August is back-to-school time. For an increasing number of children, school will involve gardening. But they need the help of experienced gardeners—especially those who know what to do with a cold frame.
School gardens are one kind of volunteer project that Master Gardener volunteers like me often help with. Experience has shown that there’s a little more to it than scattering a few seeds in the ground.
Some teachers love the idea of gardening, and see lots of opportunities to hang lessons in science, math, and even reading and writing on the process of planning and creating a vegetable garden. They realize that children learn more from hands-on experience than from classroom lessons, and that many have little idea of where their food comes from. But enthusiastic as they may be, teachers often have little gardening experience themselves and don’t really grasp what’s involved.
Other teachers resist the idea, because they think a garden will be distracting and messy and cause extra work. Principals often view time kids spend in a garden as time stolen from preparation for standardized tests. There frequently is no slack in a tight school budget for tools, raised beds, soil or seeds, and no obvious place to put a garden: Many schoolyards are entirely paved.
These obstacles may be overcome with research, planning, persuasion, and hustling for grants. But another difficulty is the mismatch between the school year and the vegetable gardening year: Most schools let out for the summer just a couple of weeks after the average last frost date. There’s no one to water and weed over the summer, and the kids won’t be around to see tomatoes ripen.
One of the ways to get around this is to start seeds indoors so children can at least see a plant sprout from a seed before the end of the school year. Many classrooms have a sunny windowsill that will do the job. If the children plant speedy radishes or cold-tolerant lettuce or spinach, they may even be able to eat a salad they grew themselves before school is out (although radishes and salads are admittedly a tough sell for grade-schoolers). With a simple cold frame, these crops can be planted outside early in spring.
The absolute key to a successful school garden, though, is experienced gardeners to help. Sometimes these are parents, sometimes Master Gardeners or other volunteers. They can help devise a realistic plan, come to school to show techniques, and maybe even tend the garden over the summer so that, in September, there are a few tomatoes to share. Or set up that cold frame.
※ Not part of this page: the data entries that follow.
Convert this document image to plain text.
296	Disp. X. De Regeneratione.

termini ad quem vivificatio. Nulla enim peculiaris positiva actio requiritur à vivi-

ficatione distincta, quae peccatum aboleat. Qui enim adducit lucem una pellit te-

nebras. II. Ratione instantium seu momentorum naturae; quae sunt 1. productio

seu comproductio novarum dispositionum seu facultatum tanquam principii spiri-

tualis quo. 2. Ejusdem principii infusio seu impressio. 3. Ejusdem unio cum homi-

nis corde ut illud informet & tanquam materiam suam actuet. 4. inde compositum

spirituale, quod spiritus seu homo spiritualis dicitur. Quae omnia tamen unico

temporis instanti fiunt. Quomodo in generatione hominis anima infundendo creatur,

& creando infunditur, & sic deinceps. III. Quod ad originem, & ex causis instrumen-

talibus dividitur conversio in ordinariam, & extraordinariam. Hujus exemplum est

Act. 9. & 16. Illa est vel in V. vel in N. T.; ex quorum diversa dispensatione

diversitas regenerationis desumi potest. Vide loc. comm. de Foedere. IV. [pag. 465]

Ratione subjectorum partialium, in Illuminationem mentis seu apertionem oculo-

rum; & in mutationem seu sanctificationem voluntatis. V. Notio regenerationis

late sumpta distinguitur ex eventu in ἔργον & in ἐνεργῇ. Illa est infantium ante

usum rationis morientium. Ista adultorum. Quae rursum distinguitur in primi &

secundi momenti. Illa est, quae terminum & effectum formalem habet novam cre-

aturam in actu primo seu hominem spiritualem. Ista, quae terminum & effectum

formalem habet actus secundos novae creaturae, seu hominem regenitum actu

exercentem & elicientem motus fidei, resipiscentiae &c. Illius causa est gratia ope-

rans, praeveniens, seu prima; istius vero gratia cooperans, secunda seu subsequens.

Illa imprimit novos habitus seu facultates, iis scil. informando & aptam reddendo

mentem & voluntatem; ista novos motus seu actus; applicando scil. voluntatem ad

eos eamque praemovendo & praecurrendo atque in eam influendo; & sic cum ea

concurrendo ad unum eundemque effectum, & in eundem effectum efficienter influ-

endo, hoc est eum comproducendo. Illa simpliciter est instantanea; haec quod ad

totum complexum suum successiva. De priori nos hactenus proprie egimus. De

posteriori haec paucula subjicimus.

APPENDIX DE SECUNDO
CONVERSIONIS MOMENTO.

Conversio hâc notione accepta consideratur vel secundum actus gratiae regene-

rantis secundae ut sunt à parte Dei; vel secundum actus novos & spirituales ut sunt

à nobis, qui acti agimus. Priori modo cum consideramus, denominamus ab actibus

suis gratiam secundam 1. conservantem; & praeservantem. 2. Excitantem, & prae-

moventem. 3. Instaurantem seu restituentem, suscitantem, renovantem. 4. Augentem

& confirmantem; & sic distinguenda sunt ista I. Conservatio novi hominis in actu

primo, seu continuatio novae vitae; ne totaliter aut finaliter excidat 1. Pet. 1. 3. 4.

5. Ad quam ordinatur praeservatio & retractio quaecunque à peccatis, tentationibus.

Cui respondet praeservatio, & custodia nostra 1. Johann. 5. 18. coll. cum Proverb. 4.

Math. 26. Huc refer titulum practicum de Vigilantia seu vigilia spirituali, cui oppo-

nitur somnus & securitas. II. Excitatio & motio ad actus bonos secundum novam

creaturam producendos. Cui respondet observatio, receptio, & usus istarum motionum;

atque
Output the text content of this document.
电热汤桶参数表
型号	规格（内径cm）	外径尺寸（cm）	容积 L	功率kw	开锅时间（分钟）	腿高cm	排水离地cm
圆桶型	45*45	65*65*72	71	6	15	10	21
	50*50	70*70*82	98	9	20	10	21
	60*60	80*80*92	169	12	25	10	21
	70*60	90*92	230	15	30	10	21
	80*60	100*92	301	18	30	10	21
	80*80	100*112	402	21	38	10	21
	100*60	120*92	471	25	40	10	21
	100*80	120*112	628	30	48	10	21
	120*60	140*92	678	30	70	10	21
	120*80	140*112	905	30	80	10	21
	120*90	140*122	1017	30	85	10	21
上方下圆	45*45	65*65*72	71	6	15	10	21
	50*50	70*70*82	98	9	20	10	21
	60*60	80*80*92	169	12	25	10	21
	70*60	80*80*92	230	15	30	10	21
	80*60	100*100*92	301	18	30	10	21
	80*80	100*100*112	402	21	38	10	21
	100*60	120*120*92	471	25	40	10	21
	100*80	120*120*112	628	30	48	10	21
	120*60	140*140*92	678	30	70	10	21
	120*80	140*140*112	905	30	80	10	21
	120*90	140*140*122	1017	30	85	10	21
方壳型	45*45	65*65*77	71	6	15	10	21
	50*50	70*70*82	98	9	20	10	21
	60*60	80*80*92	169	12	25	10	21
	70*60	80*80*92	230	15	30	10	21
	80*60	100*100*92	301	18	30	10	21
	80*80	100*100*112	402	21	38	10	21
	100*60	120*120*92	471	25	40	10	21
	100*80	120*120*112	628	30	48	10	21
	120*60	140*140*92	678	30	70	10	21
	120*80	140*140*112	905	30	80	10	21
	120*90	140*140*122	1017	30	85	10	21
There’s help for teachers interested in starting a school garden. The National Gardening Association has many online resources. In Chicago, where I live, a conservation nonprofit called Openlands has a Building School Gardens program that holds training workshops for teachers, and there are similar programs in some other cities. To find grant programs for startup funding, check out the America in Bloom website.
But the first step, if you’re thinking of starting a school garden, is to find a gardener to help—soon, so the planning and prep can go on during the winter. Then, with a sunny windowsill or even a cold frame, children can experience the wonder of growing their own food in spring.